With all the attention focused on the war against Covid-19, most schools have taken the opportunity to make outrageous demands in terms of school fees, safe in the knowledge that their actions might barely be noticed.
To be fair, the pandemic has forced some hard choices on schools, which were first to be closed on March 15 as they are considered high-risk areas because of the many learners they hold, and who come from different backgrounds.
The Daily Nation recently carried a story showing how fancy schools are struggling to stay afloat. Nevertheless, this doesn’t negate the fact that some of the decisions taken by schools — like rushing to charge them astronomical amounts for virtual learning — have harmed parents.
When Brookhouse School demanded a 90 per cent school fees payment from parents for online learning, they fought back by suing the school and the court compelled the institution to reduce the fees by half. Kudos to the parents.
While one can’t extrapolate too much on the case of the Brookhouse School parents, given that they are not a towering example of the average Kenyan parent, it’s still a valid example of the frustrations most parents are feeling with their children’s schools.
The proponents of the Competency-Based Curriculum, to which a majority of schools in Kenya subscribe, boast about the level of involvement from a parent that’s needed for the learner to succeed but the top-down approach to imposing supplementary virtual learning classes on parents is the antithesis of this.
Most parents will testify that nobody asked them what they needed and what would work for their children, schedules or homes.
The notion of synchronous virtual learning, which most schools have suggested to or imposed on parents, is as utopian as it is unreasonable, given the limited computer access in homes as well as spotty WiFi, among other obstacles like the expenses involved and the crazy work schedules that parents who work in essential services have been forced to adapt to because of the pandemic.
Kenya National Union of Teachers Secretary-General Wilson Sossion has pointed out that the practicability of virtual lessons is far from being a reality in Kenya, adding that supervision in a manner that’s useful to the students is also an issue.
Despite much hype by the government and private schools about virtual learning, one of the things they fail to acknowledge is that it will leave out a significant proportion of learners.

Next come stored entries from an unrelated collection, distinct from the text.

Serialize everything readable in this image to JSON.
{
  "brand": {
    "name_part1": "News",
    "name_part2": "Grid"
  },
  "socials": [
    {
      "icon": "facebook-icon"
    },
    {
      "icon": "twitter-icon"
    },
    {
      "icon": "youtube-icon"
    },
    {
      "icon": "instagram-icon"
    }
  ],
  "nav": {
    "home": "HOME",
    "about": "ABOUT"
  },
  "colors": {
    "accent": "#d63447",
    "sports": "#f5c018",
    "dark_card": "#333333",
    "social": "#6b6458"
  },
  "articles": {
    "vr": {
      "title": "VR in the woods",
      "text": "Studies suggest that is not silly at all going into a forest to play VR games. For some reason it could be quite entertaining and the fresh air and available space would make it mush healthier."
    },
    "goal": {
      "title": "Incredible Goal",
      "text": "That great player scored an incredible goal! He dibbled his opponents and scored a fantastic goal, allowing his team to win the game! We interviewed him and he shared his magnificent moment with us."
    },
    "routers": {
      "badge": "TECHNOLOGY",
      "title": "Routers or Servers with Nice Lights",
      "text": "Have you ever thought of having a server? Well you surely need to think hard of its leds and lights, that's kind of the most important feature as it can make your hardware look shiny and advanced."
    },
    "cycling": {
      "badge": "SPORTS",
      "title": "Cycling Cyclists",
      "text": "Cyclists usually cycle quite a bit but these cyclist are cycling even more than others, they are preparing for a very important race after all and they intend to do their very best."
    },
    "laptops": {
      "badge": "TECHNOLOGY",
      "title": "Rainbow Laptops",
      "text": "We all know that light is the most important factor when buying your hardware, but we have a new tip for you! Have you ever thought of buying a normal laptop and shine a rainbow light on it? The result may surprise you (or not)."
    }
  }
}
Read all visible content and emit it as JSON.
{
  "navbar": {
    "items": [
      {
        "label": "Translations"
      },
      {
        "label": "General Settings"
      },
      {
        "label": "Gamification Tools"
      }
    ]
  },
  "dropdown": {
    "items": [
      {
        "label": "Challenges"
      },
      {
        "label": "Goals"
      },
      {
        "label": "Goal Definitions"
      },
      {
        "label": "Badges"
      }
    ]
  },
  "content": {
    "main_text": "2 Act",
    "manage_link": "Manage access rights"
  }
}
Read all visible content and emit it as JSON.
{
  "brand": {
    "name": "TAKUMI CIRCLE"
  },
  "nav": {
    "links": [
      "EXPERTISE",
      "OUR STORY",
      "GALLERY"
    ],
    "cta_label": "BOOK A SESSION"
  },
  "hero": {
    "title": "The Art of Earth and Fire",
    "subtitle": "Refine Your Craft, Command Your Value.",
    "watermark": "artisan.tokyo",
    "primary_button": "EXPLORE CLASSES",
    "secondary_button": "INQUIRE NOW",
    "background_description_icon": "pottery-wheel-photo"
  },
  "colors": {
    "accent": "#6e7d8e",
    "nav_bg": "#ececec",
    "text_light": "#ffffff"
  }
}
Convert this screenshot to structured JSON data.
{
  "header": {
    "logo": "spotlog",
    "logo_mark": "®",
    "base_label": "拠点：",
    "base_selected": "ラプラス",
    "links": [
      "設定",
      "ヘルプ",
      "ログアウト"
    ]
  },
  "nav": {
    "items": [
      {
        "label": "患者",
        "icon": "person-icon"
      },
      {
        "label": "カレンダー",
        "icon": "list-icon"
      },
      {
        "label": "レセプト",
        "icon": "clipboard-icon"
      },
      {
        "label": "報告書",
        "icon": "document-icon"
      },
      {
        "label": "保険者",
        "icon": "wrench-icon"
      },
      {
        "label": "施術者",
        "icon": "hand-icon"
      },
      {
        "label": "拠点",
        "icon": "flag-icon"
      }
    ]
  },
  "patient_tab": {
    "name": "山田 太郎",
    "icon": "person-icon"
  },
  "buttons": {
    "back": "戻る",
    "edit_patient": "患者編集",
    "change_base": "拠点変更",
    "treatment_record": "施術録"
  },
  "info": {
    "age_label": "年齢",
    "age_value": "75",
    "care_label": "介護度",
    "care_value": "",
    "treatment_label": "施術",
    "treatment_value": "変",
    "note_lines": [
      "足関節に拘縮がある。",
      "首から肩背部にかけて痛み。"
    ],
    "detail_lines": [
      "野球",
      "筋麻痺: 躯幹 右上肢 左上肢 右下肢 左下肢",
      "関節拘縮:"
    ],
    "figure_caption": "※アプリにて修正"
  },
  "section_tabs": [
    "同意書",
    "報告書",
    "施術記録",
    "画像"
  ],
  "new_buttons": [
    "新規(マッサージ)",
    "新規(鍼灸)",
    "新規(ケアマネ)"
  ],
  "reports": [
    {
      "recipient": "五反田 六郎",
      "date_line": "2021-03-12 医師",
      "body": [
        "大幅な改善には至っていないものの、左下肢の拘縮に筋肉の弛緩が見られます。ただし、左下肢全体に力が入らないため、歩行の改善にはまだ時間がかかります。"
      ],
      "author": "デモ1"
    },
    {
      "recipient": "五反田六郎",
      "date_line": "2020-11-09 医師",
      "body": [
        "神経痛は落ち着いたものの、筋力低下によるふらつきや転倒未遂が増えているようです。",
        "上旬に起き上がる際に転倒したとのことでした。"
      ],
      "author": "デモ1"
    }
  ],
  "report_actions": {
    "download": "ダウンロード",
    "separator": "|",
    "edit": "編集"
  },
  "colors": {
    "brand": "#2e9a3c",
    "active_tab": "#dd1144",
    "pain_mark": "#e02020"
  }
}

It will be survival for the wealthiest, not the fittest.
Data from the Kenya National Bureau of Statistics (KNBS) revealed that the digital divide in Kenya is still a reality, as only one in five Kenyans have access to the internet.
The income of the parents also determines whether their children will access virtual lessons or not.
The National ICT Survey Report (2018) by the Communication Authority and the KNBS indicated that employment and household size in many cases determine the household disposable income, which in turn determines whether individuals in households can afford radios, TVs, computers, internet and other ICT equipment.
What’s clear is that by offering blanket solutions for virtual learning, private schools are just combing a dry riverbed.
There is an opportunity here to respond to the abnormal times abnormally, to paraphrase Health Cabinet Secretary Mutahi Kagwe’s now-famous quote about Covid-19.
In their quest to keep afloat, private schools should not forget to fully involve parents in designing solutions that will accommodate different learner’s and parents’ needs.
Nobody will walk away from this pandemic unscathed, but as everything comes unglued after this, private schools can help lessen the impact by doing right by parents and learners.